Aave resiste retiradas por 8.450 millones de dólares tras el hack del puente de rsETH y reabre el debate sobre el riesgo en DeFi
Según ChainCatcher, tras el ataque de abril de 2026 al puente crosschain de rsETH de KelpDAO, Aave registró retiradas cercanas a 8.450 millones de dólares sin que se interrumpieran sus funciones principales. El episodio se convirtió en una de las mayores pruebas de tensión de liquidez vividas hasta la fecha por las finanzas descentralizadas.
La crisis se originó en un ataque al puente crosschain basado en LayerZero de KelpDAO, del que se sustrajeron aproximadamente 292 millones de dólares en rsETH. El incidente disparó las dudas del mercado sobre el valor de la garantía y la solvencia de rsETH.
Dado que rsETH se utilizaba ampliamente como colateral en protocolos como Aave, el riesgo se propagó con rapidez. La salida masiva de fondos elevó la utilización hasta el 100% en algunos mercados y, durante un periodo, ciertos usuarios no pudieron retirar.

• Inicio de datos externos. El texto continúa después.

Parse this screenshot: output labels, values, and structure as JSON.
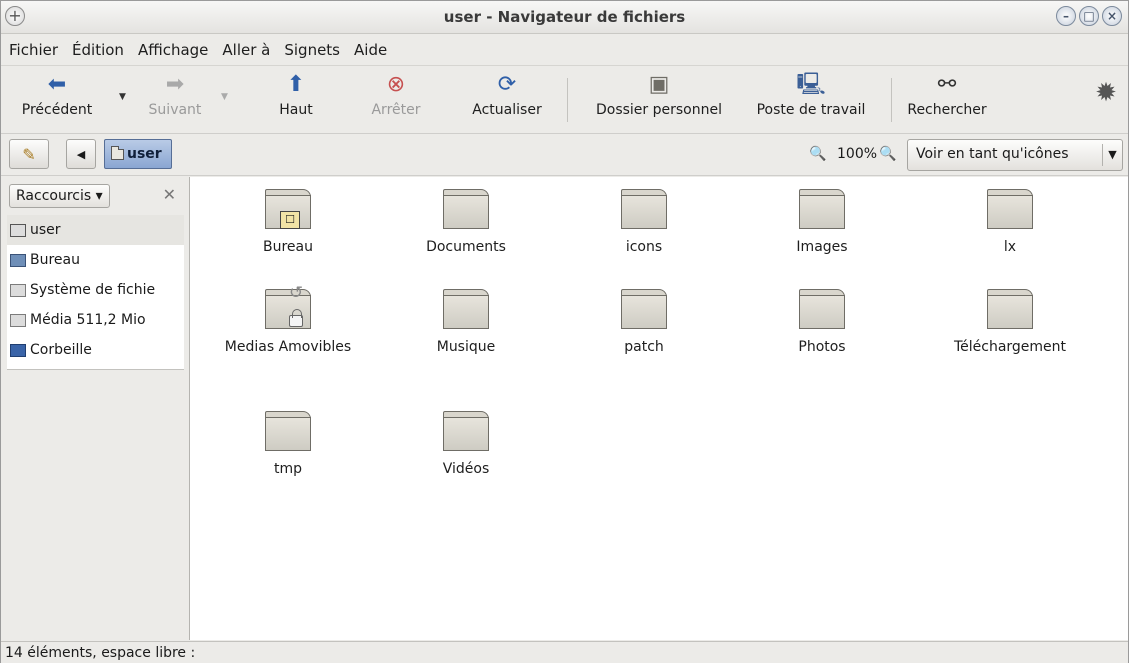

Ante el estrechamiento de liquidez, el equipo de gestión de riesgos de Aave activó mecanismos de emergencia, incluyendo congelaciones y ajustes de parámetros, para frenar el contagio. El fundador de Aave, Stani Kulechov, interpretó el episodio como una señal de mayor madurez de DeFi: el protocolo operó conforme al diseño bajo una presión extrema, apoyado en un sistema onchain basado en reglas.
Analistas independientes señalaron que, pese a evitarse un colapso sistémico, el suceso puso de relieve riesgos persistentes en los préstamos DeFi: concentración, liquidez y contagio derivado de la elevada interconexión entre protocolos. También advirtieron de que la actuación de grandes prestatarios puede afectar a la estabilidad del sistema por encima de lo previsto por los modelos.
Aave gestiona el riesgo con varias capas de salvaguardas, como límites de loan-to-value (LTV), umbrales de liquidación, topes de suministro, topes de endeudamiento, Isolation Mode, EMode y mecanismos de gobernanza. Estas medidas funcionaron en gran medida durante la crisis, aunque observadores apuntaron a la necesidad de afinar los tiempos de respuesta de la gobernanza y los modelos de riesgo para afrontar futuros shocks sistémicos.
El análisis sostiene que el episodio muestra la capacidad de los protocolos DeFi para soportar retiradas a gran escala sin rescates externos. Aun así, una sola prueba de estrés no basta para validar por completo la seguridad del sistema. A medida que crece la composabilidad, una vulnerabilidad en un activo externo o en un puente crosschain puede escalar con rapidez hasta convertirse en una crisis sistémica de liquidez.